Still, the show was quite good, a bit like watching a themed episode of Strictly Come Dancing, but without Robbie Savage's magnificent chest. The unlimited free wine made up for it a bit as well. Apparently, the Tango used to be a male only dance, with it's origins in fencing and duelling. It was developed in the ports of Buenos Aires and was a working class dance until someone in Paris got hold of it and decided to make it fashionable. In recent years it has made a come back in BA, and you can't move for milongas (dance halls) or shops selling Tango Shoes in the south of the city.
After the Tango, we went to the bar opposite our hostel to toast our last night in BA. Then we met an Irish couple who had come to the football game with us and toasted their time in BA. Then we met two random Argentinians and toasted the fact that one of them had played for Boca Juniors and was at the same football game as us earlier in the week. Then we found out it was one of their birthdays so we travelled to a hip bar on the other side of town to toast that. Finally we ran out of things to toast and eventually made it back to the hostel at 4am. Then we woke up - it was 8am and our flight to Iguazu was 75 minutes later from the domestic airport on the other side of town. I'm not sure if you remember the fabulous opening scene of the classic film 'Four Weddings and a Funeral', but we re-enacted it rather well that morning. Turns out if you act like a South American and walk straight to the front of the check in queue you can board a domestic flight in Argentina less that 30 minutes before they leave…
This week we...
STAYED
· At Hostel America Sur in San Telmo. It was a bit like a hostel crossed with a nice modern Travelodge (not the one in Reading) with a good kitchen and common area. The male staff behind reception were generally more helpful than the females, all of whom had a bit of an attitude, especially when it came to paying the bill.
ATE
· Steak in Puerto Madero. Puerto Madero is BA's version of Canary Wharf, and where we were looked so much like it I thought we were in Bar 38 and couldn't understand where the FSA building had gone. We ate at Cabana Las Lilles who grow their own cows especially to kill them and make good steak. And good steak it was too, made even better by the complimentary bottle of Lemoncello that came afterwards. And because we asked so nicely they gave us a second one.
· Steak at Don Julio in Palermo. A more traditional neighbourhood steak house which had a wine bible, advised on best selection of Malbec and then let us draw on the wine bottle afterwards before adding it to the wall of wine bottles.
· Steak at Gran Parilla Del Plata in San Telmo. This was a lunchtime pre-football game steak and was very nice even though they did give our order to someone else first. Best side dish (baked potato with bacon and philadephia)

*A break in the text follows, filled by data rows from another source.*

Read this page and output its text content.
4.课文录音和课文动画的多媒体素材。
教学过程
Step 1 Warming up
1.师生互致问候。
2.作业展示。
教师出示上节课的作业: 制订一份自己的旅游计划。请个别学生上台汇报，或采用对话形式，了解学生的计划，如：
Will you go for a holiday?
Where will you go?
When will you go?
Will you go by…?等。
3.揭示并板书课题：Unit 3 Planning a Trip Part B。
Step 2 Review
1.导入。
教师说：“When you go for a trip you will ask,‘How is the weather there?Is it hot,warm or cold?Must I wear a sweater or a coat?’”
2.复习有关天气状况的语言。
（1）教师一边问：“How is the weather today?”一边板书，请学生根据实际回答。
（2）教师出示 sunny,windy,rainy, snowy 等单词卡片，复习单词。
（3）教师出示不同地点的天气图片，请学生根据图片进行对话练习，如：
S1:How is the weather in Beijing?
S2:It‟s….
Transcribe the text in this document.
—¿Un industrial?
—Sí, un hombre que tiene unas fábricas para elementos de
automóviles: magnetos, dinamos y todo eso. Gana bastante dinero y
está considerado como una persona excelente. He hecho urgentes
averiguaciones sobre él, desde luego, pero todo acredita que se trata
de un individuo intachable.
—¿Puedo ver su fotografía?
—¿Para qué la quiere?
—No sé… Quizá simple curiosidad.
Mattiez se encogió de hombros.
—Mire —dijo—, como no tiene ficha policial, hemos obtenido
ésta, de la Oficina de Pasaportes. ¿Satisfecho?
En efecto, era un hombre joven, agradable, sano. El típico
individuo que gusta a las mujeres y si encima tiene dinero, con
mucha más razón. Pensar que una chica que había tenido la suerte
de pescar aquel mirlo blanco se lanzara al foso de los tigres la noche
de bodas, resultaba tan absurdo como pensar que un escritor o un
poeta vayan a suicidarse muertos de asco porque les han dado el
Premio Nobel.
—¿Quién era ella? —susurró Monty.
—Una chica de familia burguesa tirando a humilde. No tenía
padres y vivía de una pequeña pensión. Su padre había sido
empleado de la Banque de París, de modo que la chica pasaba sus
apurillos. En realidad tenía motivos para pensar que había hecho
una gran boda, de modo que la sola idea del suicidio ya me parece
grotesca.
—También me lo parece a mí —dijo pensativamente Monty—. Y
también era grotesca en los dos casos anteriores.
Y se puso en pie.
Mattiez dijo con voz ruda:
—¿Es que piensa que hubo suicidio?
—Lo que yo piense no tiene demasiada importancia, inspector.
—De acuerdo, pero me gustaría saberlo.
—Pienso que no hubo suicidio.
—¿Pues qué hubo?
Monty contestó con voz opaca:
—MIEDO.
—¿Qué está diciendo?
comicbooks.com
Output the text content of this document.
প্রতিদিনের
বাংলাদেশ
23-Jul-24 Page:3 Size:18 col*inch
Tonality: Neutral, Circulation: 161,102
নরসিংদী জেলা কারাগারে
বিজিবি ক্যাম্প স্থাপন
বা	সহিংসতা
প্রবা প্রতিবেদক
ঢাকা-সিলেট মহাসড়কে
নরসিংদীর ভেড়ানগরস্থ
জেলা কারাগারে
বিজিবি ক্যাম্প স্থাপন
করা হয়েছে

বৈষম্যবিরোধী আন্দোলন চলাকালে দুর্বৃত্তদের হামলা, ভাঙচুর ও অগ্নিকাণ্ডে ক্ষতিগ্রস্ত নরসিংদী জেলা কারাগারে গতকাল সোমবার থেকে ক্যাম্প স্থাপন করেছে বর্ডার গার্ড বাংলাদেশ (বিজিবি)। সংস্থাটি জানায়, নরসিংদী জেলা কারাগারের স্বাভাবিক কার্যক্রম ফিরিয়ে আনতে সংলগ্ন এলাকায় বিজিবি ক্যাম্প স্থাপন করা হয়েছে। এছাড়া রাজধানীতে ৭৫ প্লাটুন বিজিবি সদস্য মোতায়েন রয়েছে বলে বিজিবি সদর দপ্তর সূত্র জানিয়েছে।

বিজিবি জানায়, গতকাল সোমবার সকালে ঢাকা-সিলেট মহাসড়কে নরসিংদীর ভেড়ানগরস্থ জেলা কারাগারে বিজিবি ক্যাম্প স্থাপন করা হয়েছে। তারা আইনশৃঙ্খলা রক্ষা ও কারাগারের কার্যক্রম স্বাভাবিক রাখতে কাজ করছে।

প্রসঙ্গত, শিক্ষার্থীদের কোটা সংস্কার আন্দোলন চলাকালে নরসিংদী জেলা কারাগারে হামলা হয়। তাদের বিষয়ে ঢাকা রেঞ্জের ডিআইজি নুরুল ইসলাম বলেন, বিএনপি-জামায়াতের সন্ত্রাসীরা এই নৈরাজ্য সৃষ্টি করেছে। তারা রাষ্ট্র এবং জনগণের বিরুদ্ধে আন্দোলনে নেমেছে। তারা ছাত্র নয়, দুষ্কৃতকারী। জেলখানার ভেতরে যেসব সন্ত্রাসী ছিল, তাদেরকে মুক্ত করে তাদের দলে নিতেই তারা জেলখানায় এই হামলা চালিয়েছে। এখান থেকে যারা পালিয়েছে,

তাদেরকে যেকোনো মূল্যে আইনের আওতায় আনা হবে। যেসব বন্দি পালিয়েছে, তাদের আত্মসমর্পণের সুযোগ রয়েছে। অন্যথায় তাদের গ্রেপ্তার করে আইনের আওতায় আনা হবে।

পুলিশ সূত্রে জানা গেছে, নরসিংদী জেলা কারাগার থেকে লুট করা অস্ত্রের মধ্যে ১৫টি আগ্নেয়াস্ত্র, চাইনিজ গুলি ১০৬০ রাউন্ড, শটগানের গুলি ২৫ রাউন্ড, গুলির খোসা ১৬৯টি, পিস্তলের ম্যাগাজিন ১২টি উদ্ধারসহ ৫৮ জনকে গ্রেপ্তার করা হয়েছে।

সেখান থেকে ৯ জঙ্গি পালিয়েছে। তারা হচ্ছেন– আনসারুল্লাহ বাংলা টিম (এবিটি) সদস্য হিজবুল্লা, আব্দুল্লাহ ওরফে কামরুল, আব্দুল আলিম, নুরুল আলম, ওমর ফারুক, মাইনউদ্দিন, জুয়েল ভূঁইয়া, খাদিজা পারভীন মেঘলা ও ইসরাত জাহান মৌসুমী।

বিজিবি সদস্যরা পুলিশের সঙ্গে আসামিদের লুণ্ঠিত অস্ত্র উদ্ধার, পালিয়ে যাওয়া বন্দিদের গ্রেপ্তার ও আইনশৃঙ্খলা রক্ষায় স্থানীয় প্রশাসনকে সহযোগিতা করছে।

· The BEST ice cream in BA at Nonna Biancos in San Telmo. The ice cream is made and served by an old woman and her even older mother. Bellisimo.
· The second best ice cream in BA from Freddos (a chain).
· When we weren't eating steak and ice cream we ate in our hostel - mostly pasta in tomato sauce. Travelling is a bit like being a student again.
LEARNT
· There are too many good steak restaurants, and too little time.
· You never know when you might need your driving license.
· You don't really need a starter before steak. Nor do you need to order mulitiple side dishes.
· Don't give taxi drivers 100 peso notes. They won't change them and if you are unlucky (like we were) they will give you a different, fake 100 peso note back which you won't be able to do anything with.
· It does not pay to go out and celebrate your last night in a city, even if it seems like a tremendous idea at the time.